Aposto que todo mundo que viu o trailer de 'Extraordinário' já se emocionou ali naqueles 2 minutos da prévia. Se você faz parte do time que se emocionou no trailer, se prepare pois o filme vai te deixar emocionalmente destruído. Não entenda isso da forma errada. Quando digo 'destruído', falo no sentido de que você irá chorar e se emocionar do início ao fim. Seria fácil demais um filme como 'Extraordinário' cair na breguice e no clichê. É fácil demais você se emocionar com histórias de superação, principalmente quando existe uma deficiência - principalmente estética. Milagrosamente, o filme não cai nesses problemas e consegue emocionar por diversos outros motivos. A deformação facial de Auggie é sim um dos principais pontos que o roteiro aborda, mas além disso temos também outros personagens passando por diversos outros problemas. O filme é dividido em capítulos e, mesmo que Auggie seja o foco principal, todos os outros personagens são muito bem explorados e desenvolvidos. Além disso, a escalação do elenco está absurdamente incrível, com atuações extremamente fortes e honestas e com uma química contagiante. Owen Wilson e Julia Roberts realmente parecem e possuem a química que um casal bem estabelecido tem, assim como Jacob Tremblay e Noah Jupe realmente parecem melhores amigos. 'Extraordinário' te faz sair do cinema bastante pensativo, fazendo você raciocinar sobre as várias mensagens que o filme passa para o espectador.
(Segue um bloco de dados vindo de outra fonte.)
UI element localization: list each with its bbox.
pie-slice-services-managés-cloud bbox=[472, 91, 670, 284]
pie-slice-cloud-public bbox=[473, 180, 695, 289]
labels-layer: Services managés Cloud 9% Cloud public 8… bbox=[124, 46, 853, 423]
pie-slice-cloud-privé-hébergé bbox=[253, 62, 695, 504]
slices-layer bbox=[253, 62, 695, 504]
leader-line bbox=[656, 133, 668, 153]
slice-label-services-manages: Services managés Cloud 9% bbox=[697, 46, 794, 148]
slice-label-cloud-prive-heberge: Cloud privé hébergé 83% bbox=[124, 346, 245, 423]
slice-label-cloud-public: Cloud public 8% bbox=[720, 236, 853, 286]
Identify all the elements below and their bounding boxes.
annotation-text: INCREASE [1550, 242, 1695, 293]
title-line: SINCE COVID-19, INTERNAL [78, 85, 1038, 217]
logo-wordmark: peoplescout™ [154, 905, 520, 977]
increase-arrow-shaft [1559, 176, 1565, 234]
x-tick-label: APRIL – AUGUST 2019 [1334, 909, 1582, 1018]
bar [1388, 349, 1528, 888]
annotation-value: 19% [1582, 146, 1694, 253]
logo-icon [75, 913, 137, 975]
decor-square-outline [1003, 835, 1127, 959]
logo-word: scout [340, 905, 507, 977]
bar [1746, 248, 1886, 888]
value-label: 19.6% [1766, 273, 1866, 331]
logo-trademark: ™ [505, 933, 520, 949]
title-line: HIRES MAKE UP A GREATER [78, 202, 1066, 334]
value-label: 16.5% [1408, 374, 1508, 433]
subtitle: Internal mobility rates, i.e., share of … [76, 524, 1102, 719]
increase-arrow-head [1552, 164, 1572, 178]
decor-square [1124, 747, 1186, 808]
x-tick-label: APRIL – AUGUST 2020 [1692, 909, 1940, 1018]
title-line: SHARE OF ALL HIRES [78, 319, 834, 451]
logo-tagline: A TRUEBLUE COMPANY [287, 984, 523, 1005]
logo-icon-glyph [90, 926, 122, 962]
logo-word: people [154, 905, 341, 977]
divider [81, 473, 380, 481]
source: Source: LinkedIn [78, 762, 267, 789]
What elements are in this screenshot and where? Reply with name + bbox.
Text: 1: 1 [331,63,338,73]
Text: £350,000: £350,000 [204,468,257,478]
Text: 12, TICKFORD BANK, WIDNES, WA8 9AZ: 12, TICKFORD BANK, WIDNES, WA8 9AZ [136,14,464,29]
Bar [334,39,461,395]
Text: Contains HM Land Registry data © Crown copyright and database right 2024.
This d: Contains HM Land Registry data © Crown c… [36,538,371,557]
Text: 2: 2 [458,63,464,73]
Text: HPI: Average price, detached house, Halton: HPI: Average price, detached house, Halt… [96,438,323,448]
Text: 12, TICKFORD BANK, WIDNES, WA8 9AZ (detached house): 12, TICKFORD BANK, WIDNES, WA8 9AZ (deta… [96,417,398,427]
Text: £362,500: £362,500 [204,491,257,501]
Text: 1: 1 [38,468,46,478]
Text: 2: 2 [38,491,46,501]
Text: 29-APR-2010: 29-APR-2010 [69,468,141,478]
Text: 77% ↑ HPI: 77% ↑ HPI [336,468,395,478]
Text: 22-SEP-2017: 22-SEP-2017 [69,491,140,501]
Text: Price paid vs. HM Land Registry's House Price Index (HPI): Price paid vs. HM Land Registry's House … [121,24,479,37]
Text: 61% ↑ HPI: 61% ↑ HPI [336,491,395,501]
Talvez a mais forte e óbvia seja a de que todos nós temos nosso problemas e nossas batalhas, seja uma deformidade facial, seja a falta de amigos ou até mesmo o luto. O diretor Stephen Chbosky conseguiu criar uma obra envolvente, carismática e, acima de tudo, emocionante. Já vi o filme 2 vezes, me emocionei nas 2 vezes, e pretendo revê-lo outras diversas vezes. (Wonder. Dirigido por Stephen Chbosky. Com Jacob Tremblay, Julia Roberts e Owen Wilson. Drama. 113 min.)